Monday, Nov. 04, 1929

Billion-Dollar Beaver

Beaverishness on a gigantic scale was manifest last week when President Hoover, energetic engineer, unfolded at Cincinnati his administration's plan for developing U. S. inland waterways into one vast closeknit system of cheap transportation. The same instinct which sets him to building toy dams and clearing out rock-choked channels in tiny mountain streams moved him to advocate a river improvement policy which will cost approximately a billion dollars.

The occasion for this declaration of policy was the completion of the canalization of the Ohio River from Pittsburgh, Pa., to Cairo, Ill. (967 mi.). Fifty wicket locks now maintain a nine-foot all-year channel down this historic stream, first traversed (1669) by Explorer La Salle, admired by Surveyor George Washington, developed by President James Monroe. Into its brown waters have been poured $150,000,000 to permit stumpy little tugs to haul 50 million tons of coal, iron, gravel and sand on steel barges back and forth each year.

The Hoover program: 1). A consolidation of inland waterways into one system, with no more "patchwork of disconnected local improvements [which] has in the past been the sink for hundreds of millions of public money."

2). Development of the Mississippi as the north-south trunk line and the "modernization" of its tributaries, to create a 9,000-mi. water transportation system in the heart of the U. S. Of this, 3,800 mi. now have a channel six feet deep or better, leaving 5,000 mi. for U. S. development Chief tributaries for improvement: Illinois (Chicago-to-the-Gulf route), Missouri (high into the wheat country), Arkansas (west to the oil fields), Tennessee (through the coal lands). Time limit: five years.

3). Great Lakes-St. Lawrence seaway "whenever our Canadian friends have overcome those difficulties that lie in the path." Time: ten years. Cost: "After we have disposed of the electrical power, we could contract the entire construction for less than $200,000,000 divided between the two Governments."

4). Channel improvements in the Great Lakes with stabilization of their levels.

5). Addition of 1,000 mi. to the existing 746 mi. of intracoastal canals. Time: less than ten years.

6). Re-examination of the Mississippi Flood Control Plan, with possible readjustments of floodways below the Arkansas.

7). "Unceasing development of our harbors and the littoral waterways."

These combined projects equal about three Panama Canals. But, warned President Hoover, their completion "is not the dream of the visionaries--it is the march of the Nation." To their construction he pledged himself "with all the expedition which sound engineering will permit."

Costs. Today the U. S. is spending $50,000,000 per year on river and harbor development, $35,000,000 on flood control. President Hoover predicted that his program could be undertaken and carried through by the expenditure of only an additional $10,000,000 per year -- or $20,000,000 if the Great Lakes-St. Lawrence seaway were included.

Where the money might come from: "This annual increase is equal to the cost of one-half of one battleship.

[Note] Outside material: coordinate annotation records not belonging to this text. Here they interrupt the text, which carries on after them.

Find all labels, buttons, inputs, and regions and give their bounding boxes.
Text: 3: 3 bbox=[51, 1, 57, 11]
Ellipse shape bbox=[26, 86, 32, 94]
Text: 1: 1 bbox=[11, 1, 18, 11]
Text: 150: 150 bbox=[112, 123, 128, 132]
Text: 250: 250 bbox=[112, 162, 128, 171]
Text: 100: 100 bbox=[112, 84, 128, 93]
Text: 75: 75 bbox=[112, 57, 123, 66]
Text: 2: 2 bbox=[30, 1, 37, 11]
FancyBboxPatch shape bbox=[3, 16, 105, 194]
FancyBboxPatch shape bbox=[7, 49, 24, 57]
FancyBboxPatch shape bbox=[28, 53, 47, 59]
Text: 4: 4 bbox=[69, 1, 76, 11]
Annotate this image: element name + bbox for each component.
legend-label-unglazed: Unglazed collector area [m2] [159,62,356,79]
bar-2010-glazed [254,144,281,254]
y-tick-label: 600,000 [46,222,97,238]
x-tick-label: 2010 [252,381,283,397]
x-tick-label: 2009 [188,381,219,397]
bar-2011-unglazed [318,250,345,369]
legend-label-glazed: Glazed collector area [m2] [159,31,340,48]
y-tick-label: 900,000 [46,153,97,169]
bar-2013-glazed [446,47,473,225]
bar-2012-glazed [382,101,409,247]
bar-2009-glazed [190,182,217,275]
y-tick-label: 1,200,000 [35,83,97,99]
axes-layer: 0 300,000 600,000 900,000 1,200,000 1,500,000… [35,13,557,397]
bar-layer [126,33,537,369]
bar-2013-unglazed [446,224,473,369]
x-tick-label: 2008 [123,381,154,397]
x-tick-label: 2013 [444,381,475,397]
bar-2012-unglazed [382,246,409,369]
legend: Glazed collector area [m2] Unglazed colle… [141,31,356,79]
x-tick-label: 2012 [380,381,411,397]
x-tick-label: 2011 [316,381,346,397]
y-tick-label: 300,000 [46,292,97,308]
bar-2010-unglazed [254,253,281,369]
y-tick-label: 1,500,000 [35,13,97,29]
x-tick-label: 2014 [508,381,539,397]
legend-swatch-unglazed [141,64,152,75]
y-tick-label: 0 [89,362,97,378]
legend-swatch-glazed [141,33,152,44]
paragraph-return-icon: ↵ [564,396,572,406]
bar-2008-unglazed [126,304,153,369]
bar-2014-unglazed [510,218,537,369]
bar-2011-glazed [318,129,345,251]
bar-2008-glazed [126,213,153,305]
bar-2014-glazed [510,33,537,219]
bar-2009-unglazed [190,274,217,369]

If we are so fortunate as to save this annual outlay on naval construction as the result of the forthcoming naval conference in London, nothing could be a finer or more vivid conversion of swords into plowshares."

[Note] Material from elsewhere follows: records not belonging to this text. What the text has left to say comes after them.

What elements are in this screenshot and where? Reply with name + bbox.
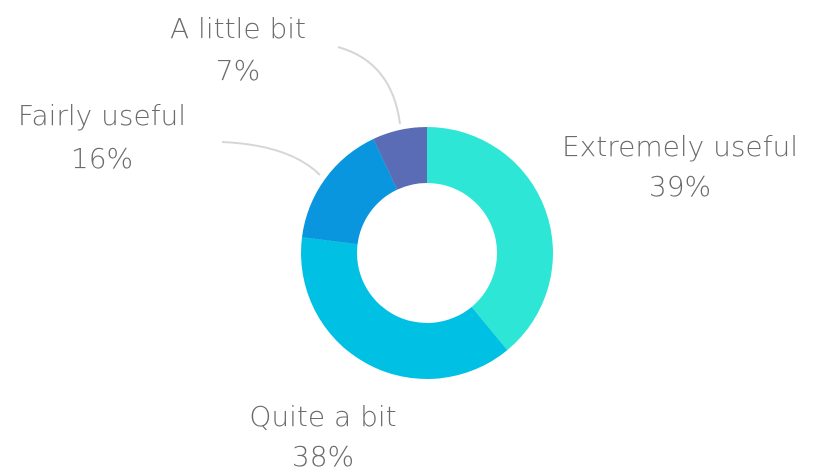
label-fairly-useful: Fairly useful [18, 99, 186, 132]
leader-line-fairly-useful [221, 141, 321, 176]
slice-extremely-useful [427, 127, 553, 351]
value-quite-a-bit: 38% [292, 440, 354, 473]
slice-a-little-bit [373, 126, 427, 190]
label-extremely-useful: Extremely useful [562, 130, 798, 163]
slice-fairly-useful [301, 138, 398, 245]
slice-quite-a-bit [300, 237, 508, 380]
donut-slices [300, 126, 553, 380]
value-a-little-bit: 7% [216, 54, 260, 87]
leader-line-a-little-bit [337, 46, 401, 125]
label-a-little-bit: A little bit [170, 12, 306, 45]
value-fairly-useful: 16% [71, 142, 133, 175]
label-quite-a-bit: Quite a bit [249, 400, 396, 433]
value-extremely-useful: 39% [649, 170, 711, 203]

Objections. Nipped by freight competition, railroad executives have in the past been the chief critics of the Government's waterway development program. Last fortnight at the Pittsburgh canal ceremony was observed a significant change. Six railroad presidents (Pennsylvania, New York Central, Baltimore & Ohio, Erie, Chesapeake & Ohio, Pittsburgh & West Virginia) attended to pledge cooperation. Suggested was the formation of an American Council of Transportation headed by Secretary of Commerce Lament.

Objectors among rail men to the President's program, however, were still to be found at a meeting of the Associated Traffic Clubs of America at St. Louis. There Henry Albert Palmer of Chicago, chairman of the association's board and editor of Traffic World, cried vehemently: "From every aspect the government's policy on waterway expenditures is unfair, unsound and immoral. I can think of no reason why President Hoover should take the stand he has. Perhaps it is because he is an engineer by profession. He seems to be regarded as a sort of temporal Pope --infallible."